Monza, 4 giugno 2024 – “Eccomi, sono qua. Giacomo. Mi presento". Il sogno di Giacomo inizia così. I primi versi del pezzo scritto con il contributo artistico di Achille Lauro che "racconta chi sono. Un ragazzo un po’ lunatico, testardo, ma simpatico". Un ragazzo "con un sogno e due soldi. Mi basta questo, non serve di più".
Perché adesso che il peggio della malattia se l’è lasciato alle spalle, Giacomo Penno, anni 18 da Gassino Torinese, "ho capito che voglio vivere giorno per giorno. Il domani, per me, è già troppo lontano. È questo ‘Il mio morale’ ". Che poi è pure il titolo della canzone pop rock che da venerdì sarà su tutte le piattaforme musicali, Spotify, YouTube, Amazon e Apple Music. E pensare che "la musica era il mio piano B". È stata la malattia a fargli cambiare prospettiva.
La scoperta della malattia
Fino all’età di 11 anni Giacomo pensava a tutt’altro. In testa aveva altri progetti: "Non ho mai avuto un problema, giocavo a calcio e quello avrei voluto continuare a fare con i miei amici". Poi, però, è arrivata la diagnosi. Spietata: morbo di Addison, una malattia rara che attacca il sistema immunitario.
“L’ho scoperto tramite mio cugino, che aveva sempre la febbre. I medici hanno fatto i test a tappeto su tutta la famiglia e da quel momento è iniziata la mia odissea – racconta Giacomo – La prima reazione è stata quasi senza emozione. Sono stato di ghiaccio. Ma quando la situazione è peggiorata, allora sì che mi sono arrabbiato. Perché a me? Cosa ho mai fatto di male per meritarmi tutto questo?".
All’inizio pensava che quella malattia sarebbe stata passeggera e che "dopo la cura sarei tornato a giocare a calcio. Invece dopo poco ho capito che dovevo pensare solo a vivere. Il calcio resta una passione da seguire solo come tifoso. Del Torino".
L’accoglienza in Brianza
L’unica soluzione di salvezza era il trapianto di midollo osseo. Accolto al Centro Maria Letizia Verga di Monza, ha percorso quella strada con coraggio. "Poi, però, ho avuto un rigetto che mi ha preso i muscoli e ancora adesso sono bloccato su una sedia a rotelle".
Ma Giacomo non ha fatto una piega: "All’inizio il Comitato era solo un ospedale, ora per me è diventato la mia seconda famiglia. Il mio padrino di Cresima è un terapista del Centro".
L’incontro con Achille
Ed è lì, al Centro Verga, che ha conosciuto Achille Lauro. Due anni. "Vedendolo ho capito che aveva una vera passione per la musica – confessa Lauro –, ma soprattutto fame e voglia di farcela. Così ho iniziato a consigliarlo e aiutarlo nel suo percorso di crescita musicale, arrivando fino ad oggi, al lancio di questa canzone, che non solo è di grande qualità, ma che rappresenta un traguardo importantissimo per un ragazzo della sua età. Sono veramente contento di essergli stato vicino, sia per il suo passato sia per quello che rappresenta oggi: un giovane che sogna in grande".
In effetti Achille Lauro "è stato di parola.

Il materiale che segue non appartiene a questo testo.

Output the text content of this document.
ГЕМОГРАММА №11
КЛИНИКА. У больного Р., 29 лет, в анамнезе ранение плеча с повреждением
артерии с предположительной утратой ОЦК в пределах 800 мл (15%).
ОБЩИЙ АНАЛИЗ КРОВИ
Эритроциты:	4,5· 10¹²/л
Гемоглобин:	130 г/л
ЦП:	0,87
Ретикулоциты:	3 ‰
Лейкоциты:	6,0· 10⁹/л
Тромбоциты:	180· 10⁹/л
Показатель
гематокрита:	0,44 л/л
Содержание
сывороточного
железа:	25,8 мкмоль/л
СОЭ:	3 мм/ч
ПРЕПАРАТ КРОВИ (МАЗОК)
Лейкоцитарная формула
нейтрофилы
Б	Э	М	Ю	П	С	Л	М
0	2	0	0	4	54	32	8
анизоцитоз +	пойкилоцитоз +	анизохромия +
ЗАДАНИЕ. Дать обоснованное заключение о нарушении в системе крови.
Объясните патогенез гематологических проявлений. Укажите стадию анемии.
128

Si era avvicinato e mi aveva detto ‘guarda che non ti mollo’ – ricostruisce l’incontro Giacomo –. Ho pensato che fossero le solite frasi di circostanza e invece dopo qualche settimana mi ha scritto su WhatsApp. Da allora è nata una fratellanza, quando mi sento giù gli scrivo e lui ha sempre le parole giuste".
Le dediche
A cominciare da quelle che l’hanno spinto a scrivere il suo primo pezzo. Che, in fondo, è "una dedica a tutte le persone che mi hanno permesso di arrivare fino a qui". A mamma Elena e papà Andrea che "hanno preso un monolocale in affitto a Monza per potermi stare vicino durante le terapie", alla "mia sorellina Beatrice che per lunghi mesi ha vissuto con nonni e zii", ai medici, agli infermieri, al musicoterapista del Centro Saimon Fedeli e anche a suo cugino e ai suoi amici con cui "abbiamo una band - i Purple Haze in omaggio a Jimi Hendrix - e ho iniziato a buttar giù, su un quadernetto i pensieri del mio morale".